「永遠の仔」の売り方

プロデューサー。ドラマを作る時に絶対考えなければならないのが、そのドラマをどう売るか?という事。
「宣伝」が重要な要素だと考えていなければならない。

連続ドラマ「永遠の仔」をやった時考えたのは次の二つのセールスポイント。

「天童荒太の大ベストセラーのドラマ化」
「中谷美紀、椎名桔平、石田ゆり子、渡部篤郎という4人のメジャーな俳優が出演」

このコンセプトを基に、まず「ポスタービジュアル」を考えた。

「DV(家庭内暴力)」「性的虐待」が大きなテーマになっている原作。

4人の俳優さんに「いちばん悲しい表情」をしてもらう事にした。顔のアップで。

写真撮影は、海外の要人など、雑誌「AERA」の表紙を撮り続けていたカメラマン坂田栄一郎さんに依頼。

出来上がった4人の写真。ポスターデザインを手掛けた美術の藤本美歩が中谷美紀さんの「目を瞑った写真」をどうしても使いたいと言った。

僕はかなり迷ったが、「幼い頃、父親から性的虐待を受け続けていた中谷美紀さん演じる主人公」の「深い悲しみ」を想像し、藤本の意見に賛同した。

テレビで流れる「PRの映像」も「大ベストセラーのドラマ化」「4人のメジャーな俳優さんが出演」の二点に絞った。

子役3人が石鎚山の頂上に登って行く本編映像」「原作本が本屋に山積みにされている映像」「大人になった主人公たちを演じた4人のモノクロの写真」で構成し、二つの要素が端的に分かるナレーションも入れた。

初回の視聴率は17%。有難い事にたくさんの方に観て頂けた。2000年4月の事である。

あれから23年。僕は「永遠の仔」のプロデューサーを務めた数年後、東京宣伝部に異動になった。

十数本の連続ドラマ・スペシャルドラマ、バラエティー、アニメの宣伝を担当して分かった事。

それは、番組を宣伝する時、その番組の「売り」を一言で言い表せなければいけないという事だった。

食べ物に関する番組。ケーキをどの切り口で見せるか、じゅうじゅう焼けているステーキの肉汁をどの角度で見せるか。その事がとてもとても大切になってくる。

その「切り口」や「肉汁」探しが「番組宣伝」の基本になっている様に思う。

「永遠の仔」の原作を出版した幻冬舎。新聞広告。おそらく、角川書店で辣腕を奮っていた社長の見城徹氏が全てに目を通していると思われるが、巧い。

幻冬舎は広告以前に、どんな本が今売れるかという「嗅覚」も鋭い。

そして、出来上がった本に有名人の感想を入れたり、見城徹社長自身のコメントを入れたり。「宣伝」という角度でも攻めていると思う。

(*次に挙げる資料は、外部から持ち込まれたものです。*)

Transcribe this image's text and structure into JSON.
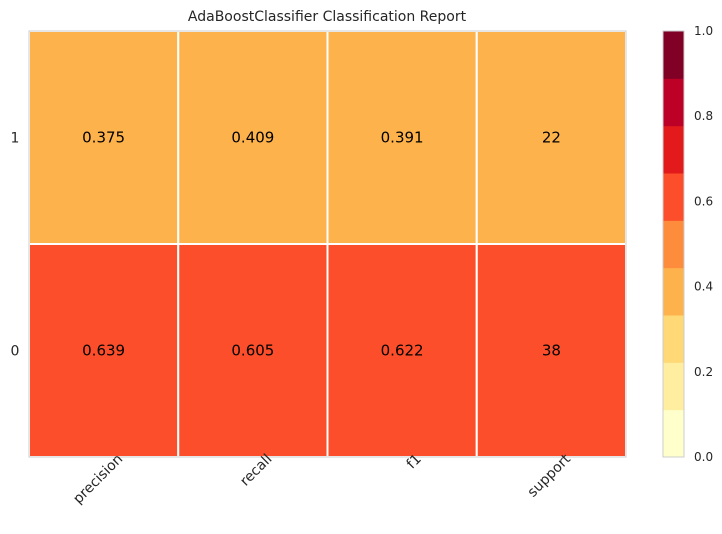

テレビも出版も、この情報過多の時代を生き延びなければならない。よりシビアな世の中になったと思う。

サブカルチャー好きの僕にとっては、あまり他人が見ない番組、あまり売れていない本の中から、自分にとっての「宝石」を見つけるのが快感なのだが。

10本観て1本の映画や番組、10冊読んで1冊の本。

エンタテインメント界の宝探し、「ルパン三世」の様に生きていきたい、プライベートでは。